Dank u wel. Daarmee zijn we aan het eind gekomen van de eerste termijn van de Kamer. Ik schors tot 20.45 uur, zodat we kunnen eten en de minister zich kan voorbereiden.

De vergadering wordt van 19.56 uur tot 20.45 uur geschorst.

De voorzitter:

Ik geef graag het woord aan de minister voor Milieu en Wonen voor haar beantwoording in eerste termijn. Gaat uw gang.

Minister Van Veldhoven-van der Meer:

Hartelijk dank, voorzitter. Ik wil de beantwoording opdelen in een aantal blokjes, zodat u een beetje een indruk heeft in welke volgorde dingen aan de orde komen. Als eerste heb ik een algemeen en inleidend blokje. Daarna spreek ik over woningbouwcapaciteit in regio's, ruimtelijke ordening en locaties. Dan komen er een aantal vragen over financiën. Daarna volgen een aantal vragen over flexibel wonen, gebruik van de voorraad en flexwoningen. Dan kom er nog een blok met overige vragen.

Voorzitter. In algemene zin — daar is mij naar gevraagd — zie ik ook dat er sprake is van woningnood. Ik denk dat we inderdaad wel kunnen zeggen dat we in zo'n crisis zitten. Voor starters en gezinnen met lage en middeninkomens is het echt heel moeilijk om een woning te vinden. Het vergroten van het aanbod is dan ook echt de enige manier om het structureel op te lossen. Dat heb ik u eigenlijk allemaal wel horen zeggen. Anders blijf je namelijk toch discussie met elkaar voeren over het verdelen van de pijn, terwijl we de koek groter willen maken. Er zijn weer verschillende onderdelen waarmee we de koek groter willen maken, maar dat is wel echt nodig: bouwen, bouwen, bouwen. Daarvoor is plannen, plannen, plannen nodig. Daarnaast zijn er ook nog een heleboel andere dingen nodig, maar die koek moet groter worden.
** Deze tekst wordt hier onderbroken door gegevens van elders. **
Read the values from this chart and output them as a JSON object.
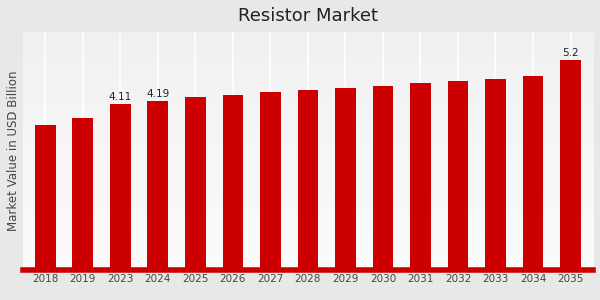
{
  "title": "Resistor Market",
  "ylabel": "Market Value in USD Billion",
  "categories": [
    "2018",
    "2019",
    "2023",
    "2024",
    "2025",
    "2026",
    "2027",
    "2028",
    "2029",
    "2030",
    "2031",
    "2032",
    "2033",
    "2034",
    "2035"
  ],
  "values": [
    3.6,
    3.78,
    4.11,
    4.19,
    4.28,
    4.35,
    4.42,
    4.46,
    4.51,
    4.57,
    4.63,
    4.68,
    4.74,
    4.8,
    5.2
  ],
  "bar_color": "#cc0000",
  "background_color_top": "#e8e8e8",
  "background_color_bottom": "#f8f8f8",
  "annotations": {
    "2023": "4.11",
    "2024": "4.19",
    "2035": "5.2"
  },
  "ylim": [
    0.0,
    5.9
  ],
  "title_fontsize": 13,
  "ylabel_fontsize": 8.5,
  "tick_fontsize": 7.5,
  "annotation_fontsize": 7.5,
  "bar_width": 0.55,
  "bottom_bar_color": "#cc0000",
  "bottom_bar_height": 8
}
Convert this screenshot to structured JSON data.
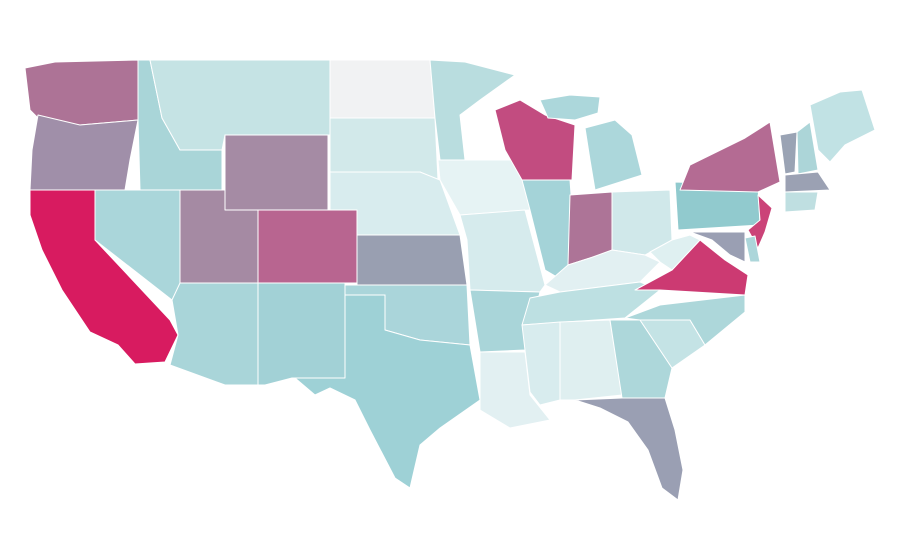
{
  "map": {
    "regions": [
      {
        "color": "#ad7396"
      },
      {
        "color": "#a08fa9"
      },
      {
        "color": "#d81b60"
      },
      {
        "color": "#aad6da"
      },
      {
        "color": "#a9d5d8"
      },
      {
        "color": "#c5e3e4"
      },
      {
        "color": "#a58ba4"
      },
      {
        "color": "#a58aa3"
      },
      {
        "color": "#b86590"
      },
      {
        "color": "#a9d5d9"
      },
      {
        "color": "#a2d1d6"
      },
      {
        "color": "#f1f2f3"
      },
      {
        "color": "#d2e9ea"
      },
      {
        "color": "#d8ecee"
      },
      {
        "color": "#999fb1"
      },
      {
        "color": "#aad5da"
      },
      {
        "color": "#9ed1d6"
      },
      {
        "color": "#b9dddf"
      },
      {
        "color": "#e6f3f4"
      },
      {
        "color": "#d6ebed"
      },
      {
        "color": "#a9d5d9"
      },
      {
        "color": "#e2f0f2"
      },
      {
        "color": "#c24c80"
      },
      {
        "color": "#a4d3d8"
      },
      {
        "color": "#acd7db"
      },
      {
        "color": "#ad7497"
      },
      {
        "color": "#d0e8ea"
      },
      {
        "color": "#e2f0f2"
      },
      {
        "color": "#bde0e2"
      },
      {
        "color": "#d8ecee"
      },
      {
        "color": "#dfeff0"
      },
      {
        "color": "#add7da"
      },
      {
        "color": "#9a9fb3"
      },
      {
        "color": "#c4e3e5"
      },
      {
        "color": "#add7da"
      },
      {
        "color": "#cc3a72"
      },
      {
        "color": "#dff0f1"
      },
      {
        "color": "#91cace"
      },
      {
        "color": "#b46b93"
      },
      {
        "color": "#cb4378"
      },
      {
        "color": "#acd6da"
      },
      {
        "color": "#9a9fb3"
      },
      {
        "color": "#9aa3b4"
      },
      {
        "color": "#acd5d8"
      },
      {
        "color": "#c1e2e4"
      },
      {
        "color": "#9ba1b3"
      },
      {
        "color": "#bfdfe1"
      }
    ]
  }
}
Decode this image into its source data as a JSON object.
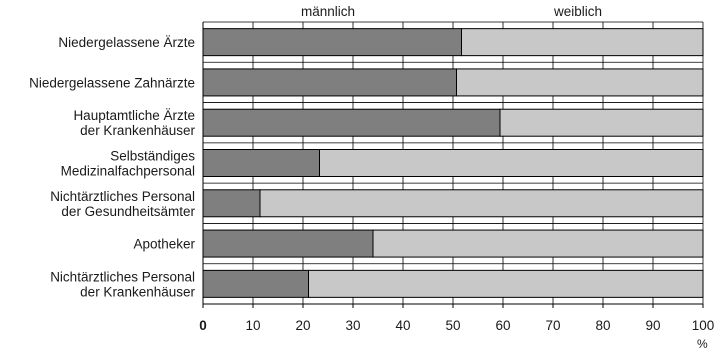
{
  "chart_data": {
    "type": "bar",
    "orientation": "horizontal",
    "stacked": true,
    "percent_stacked": true,
    "legend_position": "top",
    "grid": true,
    "categories": [
      [
        "Niedergelassene Ärzte"
      ],
      [
        "Niedergelassene Zahnärzte"
      ],
      [
        "Hauptamtliche Ärzte",
        "der Krankenhäuser"
      ],
      [
        "Selbständiges",
        "Medizinalfachpersonal"
      ],
      [
        "Nichtärztliches Personal",
        "der Gesundheitsämter"
      ],
      [
        "Apotheker"
      ],
      [
        "Nichtärztliches Personal",
        "der Krankenhäuser"
      ]
    ],
    "series": [
      {
        "name": "männlich",
        "color": "#7f7f7f",
        "values": [
          51.7,
          50.7,
          59.4,
          23.3,
          11.4,
          34.0,
          21.1
        ]
      },
      {
        "name": "weiblich",
        "color": "#c8c8c8",
        "values": [
          48.3,
          49.3,
          40.6,
          76.7,
          88.6,
          66.0,
          78.9
        ]
      }
    ],
    "xlim": [
      0,
      100
    ],
    "xticks": [
      "0",
      "10",
      "20",
      "30",
      "40",
      "50",
      "60",
      "70",
      "80",
      "90",
      "100"
    ],
    "xunit": "%"
  }
}
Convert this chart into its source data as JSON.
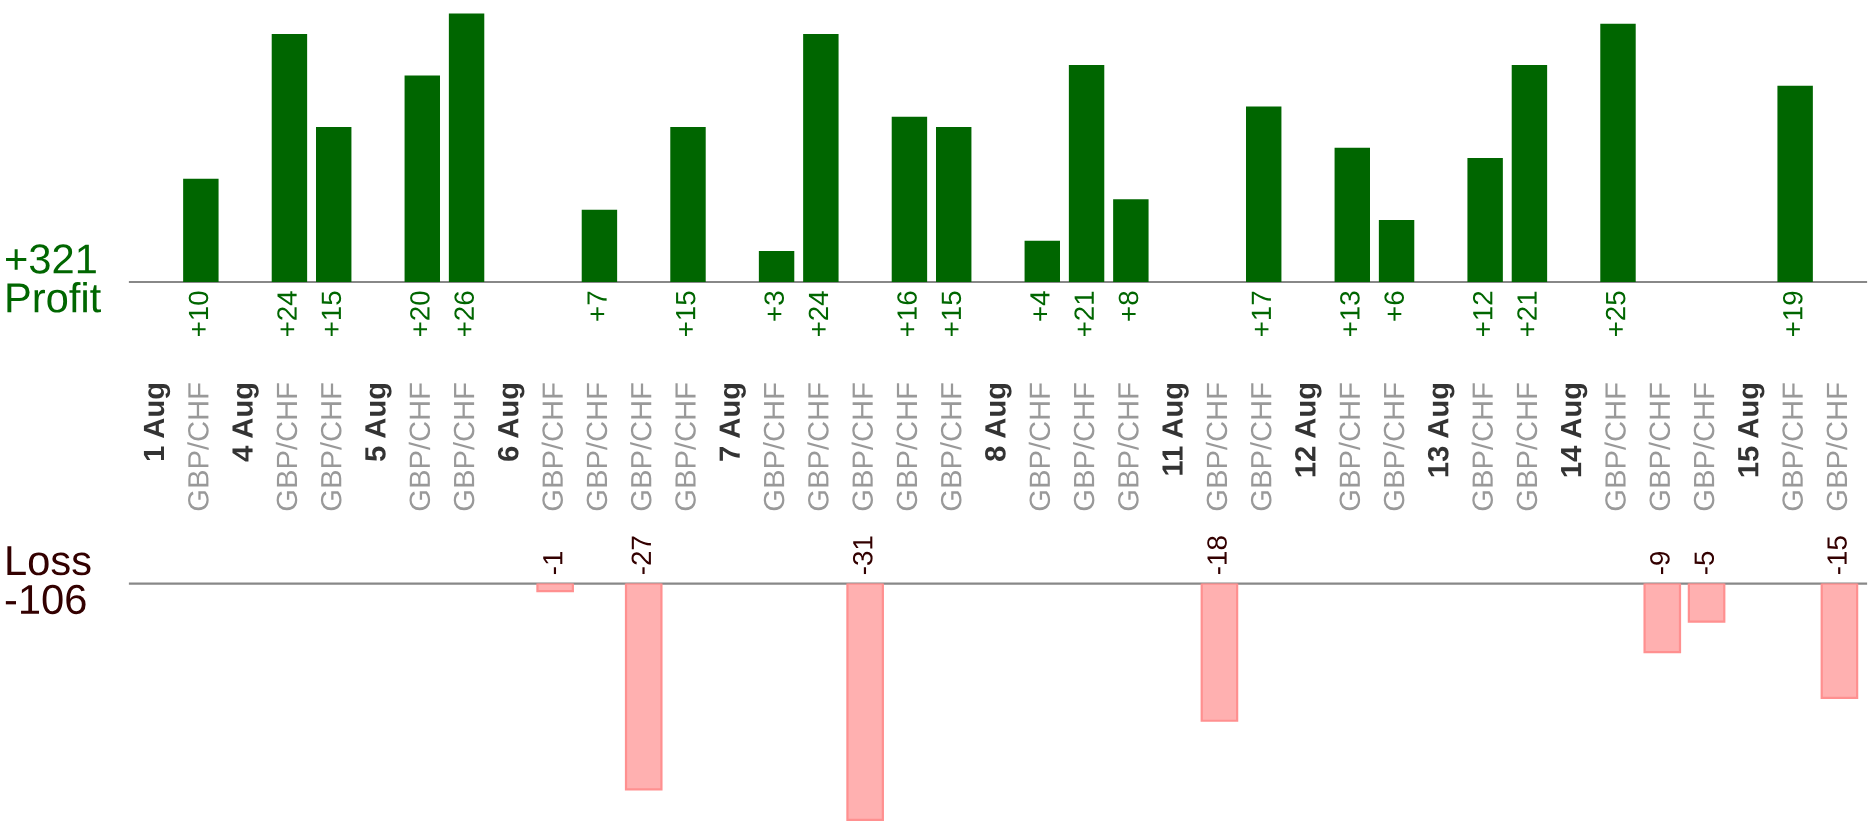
{
  "chart_data": [
    {
      "type": "bar",
      "ylabel": "Profit",
      "annotations": [
        "+321"
      ],
      "categories": [
        "1 Aug",
        "GBP/CHF",
        "4 Aug",
        "GBP/CHF",
        "GBP/CHF",
        "5 Aug",
        "GBP/CHF",
        "GBP/CHF",
        "6 Aug",
        "GBP/CHF",
        "GBP/CHF",
        "GBP/CHF",
        "GBP/CHF",
        "7 Aug",
        "GBP/CHF",
        "GBP/CHF",
        "GBP/CHF",
        "GBP/CHF",
        "GBP/CHF",
        "8 Aug",
        "GBP/CHF",
        "GBP/CHF",
        "GBP/CHF",
        "11 Aug",
        "GBP/CHF",
        "GBP/CHF",
        "12 Aug",
        "GBP/CHF",
        "GBP/CHF",
        "13 Aug",
        "GBP/CHF",
        "GBP/CHF",
        "14 Aug",
        "GBP/CHF",
        "GBP/CHF",
        "GBP/CHF",
        "15 Aug",
        "GBP/CHF",
        "GBP/CHF"
      ],
      "values": [
        null,
        10,
        null,
        24,
        15,
        null,
        20,
        26,
        null,
        null,
        7,
        null,
        15,
        null,
        3,
        24,
        null,
        16,
        15,
        null,
        4,
        21,
        8,
        null,
        null,
        17,
        null,
        13,
        6,
        null,
        12,
        21,
        null,
        25,
        null,
        null,
        null,
        19,
        null
      ],
      "value_labels": [
        null,
        "+10",
        null,
        "+24",
        "+15",
        null,
        "+20",
        "+26",
        null,
        null,
        "+7",
        null,
        "+15",
        null,
        "+3",
        "+24",
        null,
        "+16",
        "+15",
        null,
        "+4",
        "+21",
        "+8",
        null,
        null,
        "+17",
        null,
        "+13",
        "+6",
        null,
        "+12",
        "+21",
        null,
        "+25",
        null,
        null,
        null,
        "+19",
        null
      ],
      "color": "#006600",
      "tick_labels": "x"
    },
    {
      "type": "bar",
      "ylabel": "Loss",
      "annotations": [
        "-106"
      ],
      "values": [
        null,
        null,
        null,
        null,
        null,
        null,
        null,
        null,
        null,
        -1,
        null,
        -27,
        null,
        null,
        null,
        null,
        -31,
        null,
        null,
        null,
        null,
        null,
        null,
        null,
        -18,
        null,
        null,
        null,
        null,
        null,
        null,
        null,
        null,
        null,
        -9,
        -5,
        null,
        null,
        -15
      ],
      "value_labels": [
        null,
        null,
        null,
        null,
        null,
        null,
        null,
        null,
        null,
        "-1",
        null,
        "-27",
        null,
        null,
        null,
        null,
        "-31",
        null,
        null,
        null,
        null,
        null,
        null,
        null,
        "-18",
        null,
        null,
        null,
        null,
        null,
        null,
        null,
        null,
        null,
        "-9",
        "-5",
        null,
        null,
        "-15"
      ],
      "color": "#ffb0b0",
      "tick_labels": false
    }
  ]
}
Ik heb u in mijn brief aangegeven hoe ik daarmee aan de gang wil gaan. U vroeg om meer regie. Ja, ik denk inderdaad dat er meer regie nodig is. Ik zal daar straks nog nader op terugkomen. We richten ons op 75.000 woningen, maar we weten nu al uit de CBS-cijfers dat er waarschijnlijk nog meer nodig zullen zijn. Daarnaast hebben we niet alleen een heel grote opgave voor de woningbouw, maar ook een aantal andere heel grote opgaven. Uiteindelijk zullen we het allemaal passend moeten maken op de vierkante kilometers die we hier ter beschikking hebben. Ik kom er zo nog op terug.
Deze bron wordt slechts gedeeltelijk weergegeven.